While there have been many negative reactions about the Crypto.com card cash-back rewards, recent turn in events might support the cause. Towards the middle of 2022, Crypto.com announced a massive cut-back in their famous card rewards program.
The previous earn-back rate on top-tier cards was reduced by more than half. Also, stake rewards on the Crypto.com app and DeFi were greatly reduced. The major reason the platform gave for this massive reduction was to ensure the long-term sustainability of the project.
However, after considering the Celsius platform situation, many Crypto.com users will indeed reconsider about how they felt about the initial cutback in rewards.
The Celsius situation
Celsius is a crypto platform that offers majorly DeFi. So, you can categorize it as one of the modern era disciples of the emerging financial structure. The stake rewards on the Celsius network were very high and the founder made different ways to explain how they will cope with the high interest. However, the higher the return on investment, the higher the risk.
Celsius was founded to excel banks at their own game by providing financial services on conditions that traditional financial institutions no longer provide. There are no fines or bank-style fees.
Celsius keeps a portion of the profit margins from interest payments while still giving users 80 percent of the money. The business also extends credit to institutions like hedge funds. Loans are asset-backed, and every borrower is required to provide over 100% of the amount they borrow in the destination currency, ensuring that payments will be made.

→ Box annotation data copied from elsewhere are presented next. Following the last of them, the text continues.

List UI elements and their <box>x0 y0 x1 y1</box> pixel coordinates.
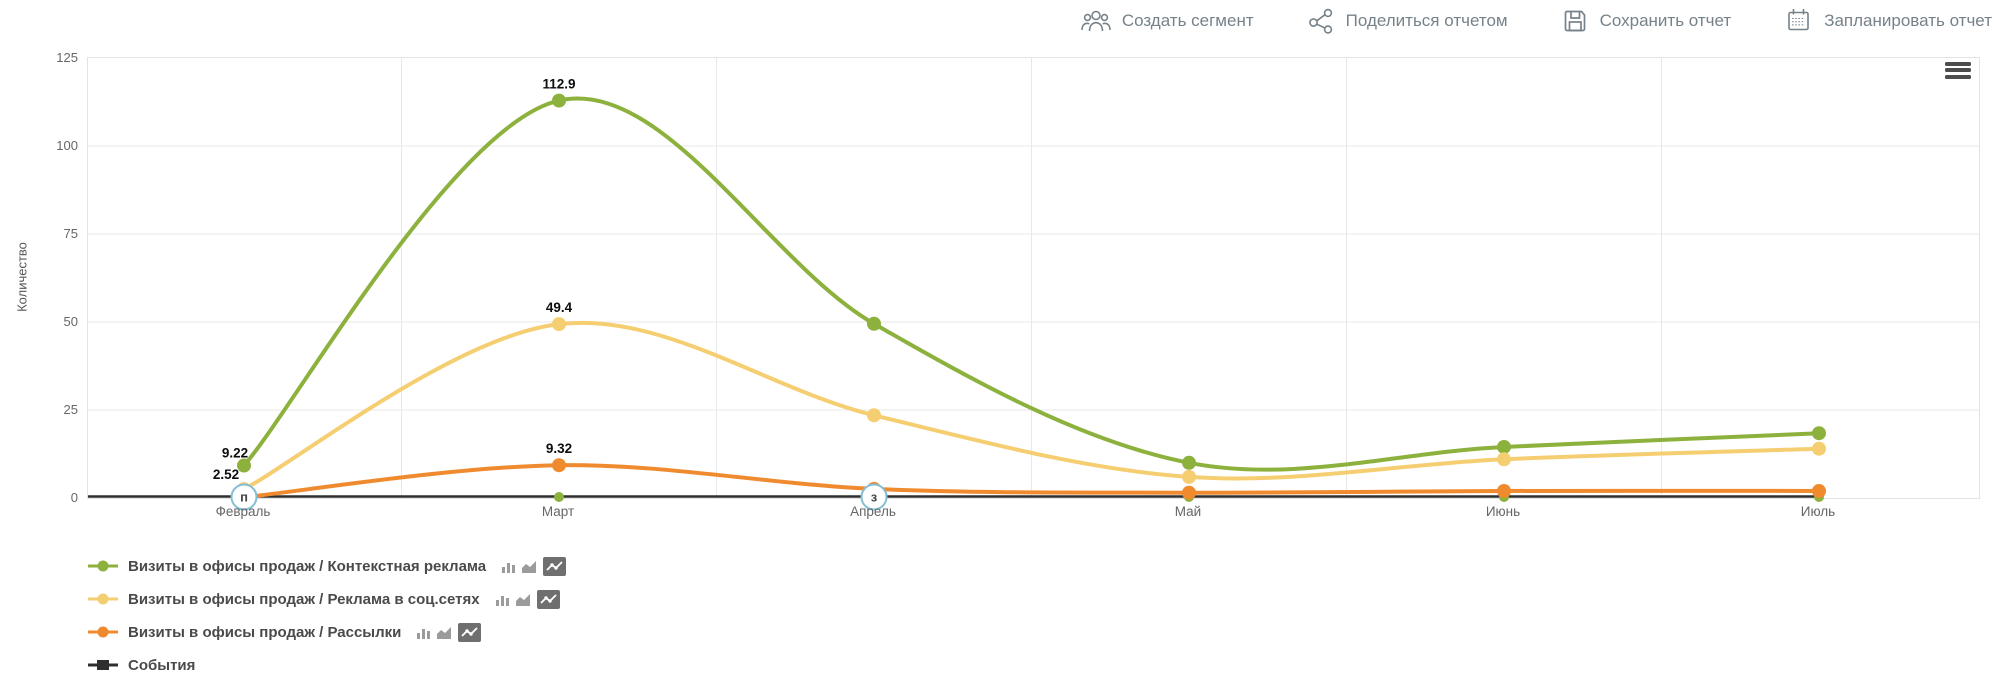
legend-label: Визиты в офисы продаж / Рассылки <box>128 623 402 641</box>
share-icon <box>1306 6 1336 36</box>
point-label: 2.52 <box>213 467 239 482</box>
area-chart-icon[interactable] <box>522 559 537 573</box>
line-chart-icon-active[interactable] <box>458 622 482 642</box>
y-axis-title: Количество <box>14 242 30 312</box>
data-point[interactable] <box>1182 469 1196 484</box>
chart-type-switcher <box>502 556 567 576</box>
y-axis-tick: 25 <box>63 402 78 417</box>
data-point[interactable] <box>1497 452 1511 467</box>
chart-menu-button[interactable] <box>1945 58 1973 82</box>
event-letter-marker[interactable] <box>860 483 888 511</box>
point-label: 9.22 <box>222 446 248 461</box>
y-axis-tick: 50 <box>63 314 78 329</box>
report-toolbar: Создать сегмент Поделиться отчетом <box>1080 5 1992 36</box>
series-line <box>242 320 1821 492</box>
data-point[interactable] <box>552 458 566 473</box>
share-report-label: Поделиться отчетом <box>1345 10 1508 30</box>
data-point[interactable] <box>867 316 881 331</box>
event-letter: з <box>871 490 878 505</box>
data-point[interactable] <box>237 458 251 473</box>
data-point[interactable] <box>1812 441 1826 456</box>
plot-area: п з 9.22 2.52 112.9 49.4 9.32 <box>87 57 1980 511</box>
schedule-report-label: Запланировать отчет <box>1824 10 1992 30</box>
y-axis-tick: 100 <box>56 138 78 153</box>
series-marker <box>88 560 118 572</box>
bar-chart-icon[interactable] <box>417 625 431 639</box>
share-report-button[interactable]: Поделиться отчетом <box>1306 6 1508 36</box>
legend-label: События <box>128 656 196 674</box>
data-point[interactable] <box>867 408 881 423</box>
series-marker <box>88 626 118 638</box>
chart-legend: Визиты в офисы продаж / Контекстная рекл… <box>88 553 567 678</box>
legend-item-events[interactable]: События <box>88 652 566 678</box>
x-axis-label: Апрель <box>850 504 896 519</box>
x-axis-label: Июнь <box>1485 504 1521 519</box>
line-chart-icon-active[interactable] <box>543 556 567 576</box>
bar-chart-icon[interactable] <box>502 559 516 573</box>
point-label: 112.9 <box>542 77 575 92</box>
chart-type-switcher <box>495 589 560 609</box>
x-axis-label: Февраль <box>215 504 271 519</box>
point-label: 9.32 <box>546 441 572 456</box>
hamburger-icon <box>1945 61 1971 66</box>
legend-item-contextual-ads[interactable]: Визиты в офисы продаж / Контекстная рекл… <box>88 553 567 579</box>
event-letter: п <box>240 490 248 505</box>
data-point[interactable] <box>552 93 566 108</box>
data-point[interactable] <box>1812 483 1826 498</box>
event-letter-marker[interactable] <box>230 483 258 511</box>
series-line <box>242 96 1821 472</box>
y-axis-tick: 75 <box>63 226 78 241</box>
line-chart-icon-active[interactable] <box>536 589 560 609</box>
series-line <box>242 463 1821 500</box>
save-report-button[interactable]: Сохранить отчет <box>1560 6 1732 36</box>
users-icon <box>1080 6 1112 36</box>
schedule-report-button[interactable]: Запланировать отчет <box>1783 5 1992 36</box>
area-chart-icon[interactable] <box>515 592 531 606</box>
legend-item-social-ads[interactable]: Визиты в офисы продаж / Реклама в соц.се… <box>88 586 566 612</box>
data-point[interactable] <box>1812 426 1826 441</box>
calendar-icon <box>1783 5 1814 36</box>
bar-chart-icon[interactable] <box>495 592 510 606</box>
series-marker <box>88 593 118 605</box>
legend-label: Визиты в офисы продаж / Реклама в соц.се… <box>128 590 480 608</box>
x-axis-label: Июль <box>1800 504 1836 519</box>
create-segment-button[interactable]: Создать сегмент <box>1080 6 1254 36</box>
y-axis-tick: 125 <box>56 50 78 65</box>
event-dot[interactable] <box>554 492 564 502</box>
x-axis-label: Март <box>541 504 575 519</box>
data-point[interactable] <box>552 317 566 332</box>
create-segment-label: Создать сегмент <box>1121 10 1254 30</box>
y-axis-tick: 0 <box>70 490 78 505</box>
data-point[interactable] <box>1497 483 1511 498</box>
save-icon <box>1560 6 1590 36</box>
chart-canvas: п з 9.22 2.52 112.9 49.4 9.32 <box>88 58 1979 511</box>
x-axis-label: Май <box>1174 504 1202 519</box>
data-point[interactable] <box>1497 439 1511 454</box>
series-marker <box>88 660 118 670</box>
point-label: 49.4 <box>546 300 573 315</box>
save-report-label: Сохранить отчет <box>1599 10 1732 30</box>
chart-type-switcher <box>417 622 482 642</box>
area-chart-icon[interactable] <box>437 625 452 639</box>
data-point[interactable] <box>1182 485 1196 500</box>
legend-label: Визиты в офисы продаж / Контекстная рекл… <box>128 557 487 575</box>
data-point[interactable] <box>1182 455 1196 470</box>
legend-item-mailings[interactable]: Визиты в офисы продаж / Рассылки <box>88 619 566 645</box>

Where did it all go wrong?
Due to “severe market conditions,” Celsius said that it was stopping withdrawals, s well asits exchange and transfer products. However, it did not specify when these operations would be resumed. In a blog post, Celsius declared that “serving our community’s needs comes first. We have triggered a provision in our Terms of Use that will permit this procedure to occur to support that commitment and to follow our risk management strategy. Celsius has precious assets, and we try to fulfil our commitments.”
Even though the token lost over 50% of its value at the beginning of the week, data from FTX show that on Tuesday, the price of CEL rose by 756% to an intraday high of $2.57 from 30 cents. However, an hour after the price increase, it declined and was trading at roughly 54 cents. With that pricing, CEL’s market value was around $125 million, per CoinMarketCap data.

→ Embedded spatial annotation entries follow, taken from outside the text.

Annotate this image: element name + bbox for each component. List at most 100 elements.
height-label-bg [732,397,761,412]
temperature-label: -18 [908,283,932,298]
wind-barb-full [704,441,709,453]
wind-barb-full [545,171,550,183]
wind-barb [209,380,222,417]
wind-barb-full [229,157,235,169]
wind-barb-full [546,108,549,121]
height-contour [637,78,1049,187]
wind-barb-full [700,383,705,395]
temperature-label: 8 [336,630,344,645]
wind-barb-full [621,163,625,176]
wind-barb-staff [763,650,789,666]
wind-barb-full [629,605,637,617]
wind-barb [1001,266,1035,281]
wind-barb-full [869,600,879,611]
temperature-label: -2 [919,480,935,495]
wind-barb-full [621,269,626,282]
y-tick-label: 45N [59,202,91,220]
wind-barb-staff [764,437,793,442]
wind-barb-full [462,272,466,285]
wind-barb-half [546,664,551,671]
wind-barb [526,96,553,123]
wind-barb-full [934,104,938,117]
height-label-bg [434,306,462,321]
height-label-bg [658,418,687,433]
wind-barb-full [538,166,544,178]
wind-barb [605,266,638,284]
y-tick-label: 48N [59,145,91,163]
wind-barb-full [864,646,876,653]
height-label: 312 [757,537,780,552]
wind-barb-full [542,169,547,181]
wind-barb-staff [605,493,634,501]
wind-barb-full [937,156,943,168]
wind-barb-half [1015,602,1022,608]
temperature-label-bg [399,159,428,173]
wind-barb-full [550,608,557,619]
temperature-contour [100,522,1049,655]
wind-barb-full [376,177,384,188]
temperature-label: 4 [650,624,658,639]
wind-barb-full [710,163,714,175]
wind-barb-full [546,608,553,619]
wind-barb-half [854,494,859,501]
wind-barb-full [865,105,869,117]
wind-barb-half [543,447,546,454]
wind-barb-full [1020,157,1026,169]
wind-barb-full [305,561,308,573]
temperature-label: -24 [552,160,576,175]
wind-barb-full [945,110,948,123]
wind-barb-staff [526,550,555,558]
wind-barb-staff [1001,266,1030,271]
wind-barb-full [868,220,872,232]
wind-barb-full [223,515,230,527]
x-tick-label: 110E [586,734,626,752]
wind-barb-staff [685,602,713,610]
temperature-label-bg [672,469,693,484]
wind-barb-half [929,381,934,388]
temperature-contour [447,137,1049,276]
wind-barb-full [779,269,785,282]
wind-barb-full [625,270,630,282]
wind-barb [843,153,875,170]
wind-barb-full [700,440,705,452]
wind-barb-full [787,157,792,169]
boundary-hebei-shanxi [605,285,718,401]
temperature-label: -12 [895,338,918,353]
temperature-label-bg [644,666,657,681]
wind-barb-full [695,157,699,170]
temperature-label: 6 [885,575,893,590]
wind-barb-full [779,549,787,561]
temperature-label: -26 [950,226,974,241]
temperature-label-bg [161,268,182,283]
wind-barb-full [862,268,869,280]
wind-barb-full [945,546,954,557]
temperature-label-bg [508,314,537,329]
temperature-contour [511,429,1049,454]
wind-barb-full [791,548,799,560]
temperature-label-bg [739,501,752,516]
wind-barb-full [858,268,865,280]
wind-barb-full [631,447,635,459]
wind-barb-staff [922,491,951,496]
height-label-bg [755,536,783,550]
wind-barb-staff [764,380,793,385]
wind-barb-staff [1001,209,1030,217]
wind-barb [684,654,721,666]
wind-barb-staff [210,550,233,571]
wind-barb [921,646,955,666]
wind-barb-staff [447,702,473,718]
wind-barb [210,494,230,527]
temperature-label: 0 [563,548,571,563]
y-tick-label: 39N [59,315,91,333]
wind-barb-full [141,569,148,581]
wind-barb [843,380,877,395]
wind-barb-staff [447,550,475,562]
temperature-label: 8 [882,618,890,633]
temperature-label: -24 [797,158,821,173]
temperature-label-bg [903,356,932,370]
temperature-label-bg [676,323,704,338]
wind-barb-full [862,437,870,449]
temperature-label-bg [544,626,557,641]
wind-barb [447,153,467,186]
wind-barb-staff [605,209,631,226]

How Crypto.com avoided this situation
Following the Celsius situation, it is obvious that it is difficult to maintain giving high yield on stakes in a plummeting market. This must have been one factor considered by Crypto.com when they made the hard decision of reducing rewards on stakes and its debit card. To ensure the longevity of any project, a tough decision that might affect customers must be made. However, the sole thing to keep in mind is to find ways in which customers will never lose their money.
While Crypto.com cards and earning rewards will be beneficial on the initial reward structure, the platform has maintained its integrity and has been a safe place for funds. Also, in the traditional financial structure, many institutions have offered cards with little to no rewards. Considering this, Crypto.com has ensured that its users still keep earning on their stakes and purchase without compromising the safety of the funds.
If you are left with a choice to go with the current Celsius situation or reduce the return on stakes, you will go with the latter.